Non-figurative signs dating back 15 thousand years ago, which hunter-gatherers painted in black manganese and red ocher in Cave of Nyo in the French Pyrenees
However, ten years ago, Nowell and then-graduate student Genevieve Von Petzinger (Genevieve von Petzinger) jointly created a database dozens of signs and recurring motifs from more than 200 caves in the south France and Spain. Von Petzinger's dissertation details the schemes symbols of cave walls in time and space in order to better understand what these signs meant for people of the ice age.
“There are at least 32 different repeating characters,” explained Nowell. — The authors decided to study three of them in a very specific way. context."
As a result, the authors defended their decision to focus on the trio.

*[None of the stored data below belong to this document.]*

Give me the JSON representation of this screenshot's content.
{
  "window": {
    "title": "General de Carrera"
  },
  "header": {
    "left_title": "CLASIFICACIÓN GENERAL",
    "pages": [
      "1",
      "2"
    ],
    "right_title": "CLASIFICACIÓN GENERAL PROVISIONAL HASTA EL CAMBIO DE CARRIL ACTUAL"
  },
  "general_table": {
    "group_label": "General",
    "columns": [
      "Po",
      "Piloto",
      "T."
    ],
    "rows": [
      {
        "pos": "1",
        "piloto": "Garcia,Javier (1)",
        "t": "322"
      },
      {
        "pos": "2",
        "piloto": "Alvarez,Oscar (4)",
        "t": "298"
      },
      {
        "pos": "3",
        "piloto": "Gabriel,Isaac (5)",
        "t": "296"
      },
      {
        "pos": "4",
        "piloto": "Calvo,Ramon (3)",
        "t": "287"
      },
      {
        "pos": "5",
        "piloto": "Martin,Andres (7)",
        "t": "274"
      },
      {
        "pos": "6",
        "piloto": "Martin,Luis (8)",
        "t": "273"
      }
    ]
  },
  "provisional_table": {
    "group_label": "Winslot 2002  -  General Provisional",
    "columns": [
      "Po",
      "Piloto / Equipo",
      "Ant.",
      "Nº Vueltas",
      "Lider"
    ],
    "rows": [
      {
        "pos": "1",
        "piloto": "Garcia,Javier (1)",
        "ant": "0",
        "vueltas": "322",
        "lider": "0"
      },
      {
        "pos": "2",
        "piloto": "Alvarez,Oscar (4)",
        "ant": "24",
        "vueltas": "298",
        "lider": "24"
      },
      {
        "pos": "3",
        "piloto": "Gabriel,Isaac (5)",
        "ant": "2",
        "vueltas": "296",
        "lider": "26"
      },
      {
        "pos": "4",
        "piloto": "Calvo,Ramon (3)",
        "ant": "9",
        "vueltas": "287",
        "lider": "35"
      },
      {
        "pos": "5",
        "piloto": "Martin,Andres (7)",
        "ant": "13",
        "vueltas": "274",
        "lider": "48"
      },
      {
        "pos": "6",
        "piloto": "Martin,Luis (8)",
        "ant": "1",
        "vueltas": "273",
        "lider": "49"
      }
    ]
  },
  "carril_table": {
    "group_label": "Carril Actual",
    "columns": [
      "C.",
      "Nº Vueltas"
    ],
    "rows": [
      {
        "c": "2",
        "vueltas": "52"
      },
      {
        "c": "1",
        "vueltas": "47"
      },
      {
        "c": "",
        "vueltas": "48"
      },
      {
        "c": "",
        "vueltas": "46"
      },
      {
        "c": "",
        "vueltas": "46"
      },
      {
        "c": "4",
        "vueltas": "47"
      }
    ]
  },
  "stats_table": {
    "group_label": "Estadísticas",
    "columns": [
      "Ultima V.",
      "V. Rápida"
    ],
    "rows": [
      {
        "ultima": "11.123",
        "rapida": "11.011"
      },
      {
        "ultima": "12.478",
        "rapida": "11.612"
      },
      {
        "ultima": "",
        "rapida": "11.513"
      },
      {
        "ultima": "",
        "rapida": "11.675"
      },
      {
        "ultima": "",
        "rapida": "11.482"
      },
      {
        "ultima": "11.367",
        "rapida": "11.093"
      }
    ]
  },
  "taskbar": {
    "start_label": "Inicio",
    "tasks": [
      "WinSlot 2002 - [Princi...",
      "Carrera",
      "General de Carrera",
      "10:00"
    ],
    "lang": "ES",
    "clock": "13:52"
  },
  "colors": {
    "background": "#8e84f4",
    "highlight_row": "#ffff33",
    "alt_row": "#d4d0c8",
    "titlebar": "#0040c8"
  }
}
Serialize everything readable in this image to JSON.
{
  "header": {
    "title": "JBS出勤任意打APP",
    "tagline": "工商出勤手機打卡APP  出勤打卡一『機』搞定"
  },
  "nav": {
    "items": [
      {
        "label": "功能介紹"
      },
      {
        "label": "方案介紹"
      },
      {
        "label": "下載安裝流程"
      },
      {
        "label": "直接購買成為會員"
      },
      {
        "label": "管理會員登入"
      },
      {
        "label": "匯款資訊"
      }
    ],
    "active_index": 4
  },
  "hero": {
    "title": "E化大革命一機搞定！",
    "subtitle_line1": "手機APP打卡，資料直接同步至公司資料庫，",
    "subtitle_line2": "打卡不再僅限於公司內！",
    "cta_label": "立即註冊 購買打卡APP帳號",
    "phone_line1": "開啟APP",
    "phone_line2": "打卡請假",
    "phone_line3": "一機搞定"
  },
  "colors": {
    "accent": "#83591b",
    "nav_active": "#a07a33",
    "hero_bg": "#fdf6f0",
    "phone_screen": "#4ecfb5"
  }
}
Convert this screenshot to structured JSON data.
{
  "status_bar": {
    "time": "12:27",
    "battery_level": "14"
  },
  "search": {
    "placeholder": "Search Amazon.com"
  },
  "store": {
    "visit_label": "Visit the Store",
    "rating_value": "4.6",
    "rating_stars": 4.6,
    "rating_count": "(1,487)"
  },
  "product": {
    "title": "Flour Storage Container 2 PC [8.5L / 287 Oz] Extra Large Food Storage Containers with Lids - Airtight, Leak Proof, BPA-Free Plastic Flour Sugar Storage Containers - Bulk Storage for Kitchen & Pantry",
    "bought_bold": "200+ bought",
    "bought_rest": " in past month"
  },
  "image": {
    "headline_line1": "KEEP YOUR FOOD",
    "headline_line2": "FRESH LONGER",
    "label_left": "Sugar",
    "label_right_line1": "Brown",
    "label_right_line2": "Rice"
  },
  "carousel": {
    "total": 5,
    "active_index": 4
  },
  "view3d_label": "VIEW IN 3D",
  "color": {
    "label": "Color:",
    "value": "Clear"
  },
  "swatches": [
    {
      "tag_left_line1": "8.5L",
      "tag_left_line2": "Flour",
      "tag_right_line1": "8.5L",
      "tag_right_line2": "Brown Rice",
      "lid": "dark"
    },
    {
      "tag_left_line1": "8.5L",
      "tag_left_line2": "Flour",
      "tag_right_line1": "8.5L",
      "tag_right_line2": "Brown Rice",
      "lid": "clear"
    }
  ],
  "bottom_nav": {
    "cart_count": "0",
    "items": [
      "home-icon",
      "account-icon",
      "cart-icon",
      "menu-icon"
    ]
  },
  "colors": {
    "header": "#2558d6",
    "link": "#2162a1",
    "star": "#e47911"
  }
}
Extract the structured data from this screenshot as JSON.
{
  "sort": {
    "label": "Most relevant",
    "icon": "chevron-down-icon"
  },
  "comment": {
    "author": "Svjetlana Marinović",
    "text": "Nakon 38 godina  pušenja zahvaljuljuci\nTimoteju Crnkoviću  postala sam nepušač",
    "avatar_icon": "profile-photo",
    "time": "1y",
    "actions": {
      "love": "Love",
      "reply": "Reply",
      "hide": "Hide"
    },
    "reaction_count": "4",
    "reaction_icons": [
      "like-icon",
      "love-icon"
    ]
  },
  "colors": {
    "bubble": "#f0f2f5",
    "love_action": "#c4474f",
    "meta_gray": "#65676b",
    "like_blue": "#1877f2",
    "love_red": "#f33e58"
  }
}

“It seemed wise to first focus on the most common signs associated with figurative images - study co-author Paul told Live Science in an email Pettit (Paul Pettitt), professor of archeology at the University of Durham. — Simple dots and lines are the most common. From more complex signs the most common is the Y sign.
The researchers plan to expand their work.
“We are analyzing other signs,” Bacon said. - Instead of In order to look for the meaning of individual signs, we are looking for linguistic and the cognitive foundations that underlie the "writing" system."
Nowell agreed with the authors of the study that the symbols most likely were not chosen by chance and that, quite possibly, the lines and dots represent numbers. She noted that even if the authors right, 90% of the signs are left with no known meaning.
“There is still a lot about graphic communication in the Paleolithic era that we don’t understand,” Nowell said.